When we look at another person's "garden," it can lead us to inappropriate greed and ambition. I have seen over and over again in ministry where people want to be leaders or teachers, and this was not in their gift mix. They spent many years thinking that their worth was wrapped up in their role in a position of power and competed and jockeyed for position and influence when God had already made them worthwhile and wanted them to function in their gifting and abilities.
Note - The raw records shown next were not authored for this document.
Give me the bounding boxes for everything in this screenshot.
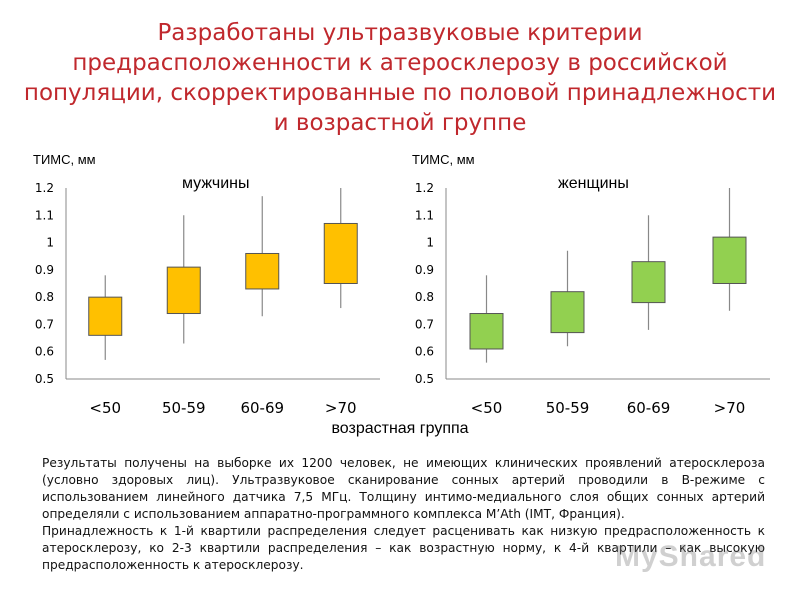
women-ytick-label: 1.2 [415, 181, 434, 195]
description-text: Результаты получены на выборке их 1200 ч… [42, 455, 765, 574]
paragraph-interpretation: Принадлежность к 1-й квартили распределе… [42, 524, 765, 572]
women-ytick-label: 0.7 [415, 317, 434, 331]
men-category-label: <50 [89, 399, 121, 417]
women-box [550, 291, 585, 334]
women-panel-title: женщины [558, 175, 629, 192]
women-box [712, 236, 747, 284]
men-box [323, 222, 358, 284]
men-category-label: 50-59 [162, 399, 206, 417]
women-ytick-label: 1.1 [415, 208, 434, 222]
women-box [631, 261, 666, 304]
women-ytick-label: 0.6 [415, 345, 434, 359]
men-ytick-label: 1 [46, 236, 54, 250]
men-box-chart: 0.5 0.6 0.7 0.8 0.9 1 1.1 1.2 <50 50-59 60-69 >70 [35, 181, 380, 417]
men-ytick-label: 0.9 [35, 263, 54, 277]
men-ytick-label: 0.6 [35, 345, 54, 359]
men-panel-title: мужчины [182, 175, 250, 192]
women-box-chart: 0.5 0.6 0.7 0.8 0.9 1 1.1 1.2 <50 50-59 60-69 >70 [415, 181, 770, 417]
men-ylabel: ТИМС, мм [33, 152, 96, 167]
women-ytick-label: 0.9 [415, 263, 434, 277]
women-category-label: >70 [714, 399, 746, 417]
watermark-logo: MyShared [615, 540, 767, 573]
men-ytick-label: 1.1 [35, 208, 54, 222]
x-axis-title: возрастная группа [331, 420, 469, 437]
men-ytick-label: 0.5 [35, 372, 54, 386]
men-box [88, 296, 123, 336]
men-category-label: 60-69 [240, 399, 284, 417]
women-ylabel: ТИМС, мм [412, 152, 475, 167]
women-category-label: 60-69 [627, 399, 671, 417]
women-category-label: 50-59 [546, 399, 590, 417]
women-box [469, 313, 504, 350]
men-ytick-label: 0.7 [35, 317, 54, 331]
women-ytick-label: 0.5 [415, 372, 434, 386]
men-category-label: >70 [325, 399, 357, 417]
men-box [245, 252, 280, 290]
paragraph-methods: Результаты получены на выборке их 1200 ч… [42, 456, 765, 521]
men-ytick-label: 1.2 [35, 181, 54, 195]
women-ytick-label: 1 [426, 236, 434, 250]
men-ytick-label: 0.8 [35, 290, 54, 304]
women-ytick-label: 0.8 [415, 290, 434, 304]
women-category-label: <50 [471, 399, 503, 417]
men-box [166, 266, 201, 315]
page-title: Разработаны ультразвуковые критерии пред… [23, 20, 777, 136]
What a waste of time and energy. What a diversion from true kingdom purposes!
God has designed us and made us for a very special purpose, and we need to keep seeking God's face on what that might be rather than rebelling against God's will and wasting our time and energy comparing ourselves to and competing with others in the body of Christ.
New Testament Cross-Reference
When Jude is talking about the danger of false teachers, he mentions Korah:
Woe to them! they have taken the way of Cain; they have rushed for profit into Balaam's error; they have been destroyed in Korah's rebellion. (Jude 11)
We have already studied Cain, and we will get to Balaam in Numbers 22-24. All three of these stories illustrate attitudes of pride, selfishness, jealousy, greed, lust for power, and disregard of God's will.
What lessons we can learn from them to apply to our own lives!
Are you comparing yourself to others and not being content in God's special purposes for you? Meditate on 1 Corinthian 12 and the functioning of the gifts within the body.
Do you know your S.H.A.P.E. (Spiritual Gifts, Heart Passions, Abilities, Personality, Experience)? Here is a test you can take online to help you begin to assess this: http://hillsdalefmc.net/grow/spiritual-gifts-and-s-h-a-p-e-survey/
It might be a start to understanding more about God's design for you!
Thank You Lord that You have designed us for a special purpose. Help us to be content in that purpose rather than desire what others have. Thank You that we are all part of a body and You have made us all to work together for Your glory! Help all our ambition to be only for YOU! Amen.